Attention, ouverture dans une nouvelle fenêtre.  Imprimer I Envoyer par mail

L’ACP pour le journalisme

Pour l’ACP, plus qu’une crise de supports, la crise actuelle est avant tout une crise de contenus. Quelle originalité dans les angles, dans les contenus, imprimés comme en ligne ? Quel travail d’enquête dans la durée ? Quel soutien des grands médias à l’égard du photo-reportage ? Pas seulement sur le web, mais aussi dans des médias de qualité, des quotidiens de référence, l'enquête de fond, longue et donc coûteuse, peut faire place à la dictature de l'instant, à la reprise de dépêches d’agence, à une simple réaction aux nouvelles d’hier et de demain. Ainsi, sur Internet, entre écho et reprises, 80% des informations ne traitent en réalité que de 20% des faits. Conséquence : la perte progressive de la qualité éditoriale, seul vrai critère de différenciation entre médias payants et contenu gratuit.


Ce n’est que par la qualité du fond, la mise à disposition à un coût raisonnable d’une information rédigée dans un souci d’analyse et de compréhension, que la presse pourra faire face aux nouveaux défis nés de la crise et des nouvelles technologies. Des réussites actuelles tendent à confirmer cette analyse : les médias gagnent leur lectorat par leur valeur ajoutée, et par le caractère exclusif de leurs actualités.


L’objet de la plateforme ACP est d’offrir un nouveau modèle économique au journalisme à forte valeur ajoutée. Permettant aux médias de s’alimenter en contenu, à un coût maîtrisé, en accédant à une vaste base de données éditoriale, elle propose à tout un réseau de journalistes freelance de nouvelles possibilités de diffusion et par là même de financement.
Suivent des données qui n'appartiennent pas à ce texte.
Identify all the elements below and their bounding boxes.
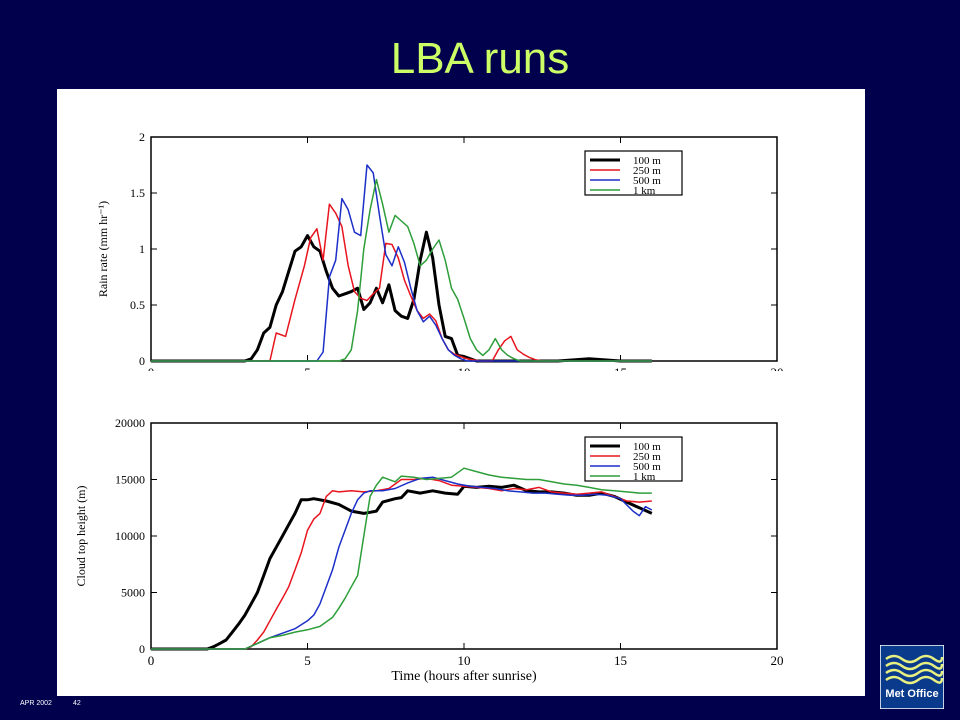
y-axis-label: Rain rate (mm hr⁻¹) (96, 201, 110, 297)
footer-date: APR 2002 (20, 700, 52, 707)
series-line-1-km (151, 178, 652, 362)
y-tick-label: 10000 (115, 529, 145, 543)
series-line-500-m (151, 164, 652, 362)
y-tick-label: 1.5 (130, 186, 145, 200)
x-tick-label: 5 (304, 365, 311, 374)
y-tick-label: 5000 (121, 586, 145, 600)
slide-title: LBA runs (390, 34, 570, 83)
met-office-logo-icon (880, 645, 944, 709)
plot-frame (150, 136, 778, 362)
y-tick-label: 1 (139, 242, 145, 256)
x-axis-label: Time (hours after sunrise) (391, 669, 537, 684)
met-office-logo-text: Met Office (885, 688, 939, 700)
legend-label: 100 m (633, 441, 661, 453)
y-tick-label: 15000 (115, 473, 145, 487)
series-line-100-m (151, 483, 653, 651)
y-tick-label: 20000 (115, 416, 145, 430)
figure-panel (57, 89, 865, 696)
series-line-500-m (151, 476, 653, 650)
legend-label: 250 m (633, 451, 661, 463)
series-line-1-km (151, 467, 652, 650)
series-line-250-m (151, 477, 652, 650)
series-line-250-m (151, 203, 652, 362)
legend-label: 250 m (633, 165, 661, 177)
legend-box (584, 436, 683, 482)
y-tick-label: 0 (139, 354, 145, 368)
panel-divider (57, 371, 865, 375)
legend-label: 1 km (633, 185, 656, 197)
x-tick-label: 0 (148, 653, 155, 668)
x-tick-label: 15 (614, 365, 627, 374)
footer-page-number: 42 (73, 700, 81, 707)
legend-label: 100 m (633, 155, 661, 167)
legend-label: 500 m (633, 461, 661, 473)
x-tick-label: 10 (458, 653, 471, 668)
y-axis-label: Cloud top height (m) (74, 486, 88, 587)
x-tick-label: 0 (148, 365, 155, 374)
x-tick-label: 15 (614, 653, 627, 668)
x-tick-label: 20 (771, 365, 784, 374)
x-tick-label: 20 (771, 653, 784, 668)
cloud-top-height-chart: 0 5 10 15 20 0 5000 10000 15000 20000 Cloud top he… (74, 416, 784, 684)
y-tick-label: 2 (139, 130, 145, 144)
legend-label: 1 km (633, 471, 656, 483)
x-tick-label: 10 (458, 365, 471, 374)
x-tick-label: 5 (304, 653, 311, 668)
y-tick-label: 0 (139, 642, 145, 656)
legend-label: 500 m (633, 175, 661, 187)
legend-box (584, 150, 683, 196)
y-tick-label: 0.5 (130, 298, 145, 312)
series-line-100-m (151, 230, 652, 363)
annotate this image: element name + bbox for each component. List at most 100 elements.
Les médias verront également leur potentiel de ressources augmenter par la revente de leur propre production à d’autres médias.


Pour garantir un avenir à la profession de journaliste, il faut bousculer les comportements, les habitudes. Il faut réinventer la relation entre auteurs et médias, entre ceux qui produisent les informations et ceux qui la diffusent.


Nombre de journalistes ont échangé leur liberté de plume contre la sécurité d’une rédaction. En ces temps de réductions d’effectifs, ils n’ont alors plus ni l’une ni l’autre. De plus en plus de journalistes créent et animent leur blog personnel tant pour y publier leurs opinions que pour retrouver le plaisir d’écrire sur des sujets qui leur tiennent à cœur. Probablement parce qu’ils n’ont plus ce même plaisir au sein des rédactions auxquelles ils sont rattachés. La plateforme ACP constituera pour eux à la fois un espace de liberté rédactionnelle retrouvée et une source de revenus complémentaires potentielle en se constituant une clientèle de médias fidèles à l’échelle internationale.


A l’opposé du quasi anonymat de l’agencier, c’est autour du journaliste, de son nom, de la qualité de ses articles, photos ou reportages que se construira le succès de la communauté des contributeurs de la plateforme ACP. Une communauté éditoriale centrée sur la valeur ajoutée et l’exigence des journalistes qui la compose.


L’Agence Centrale de Presse cultivera cette différence.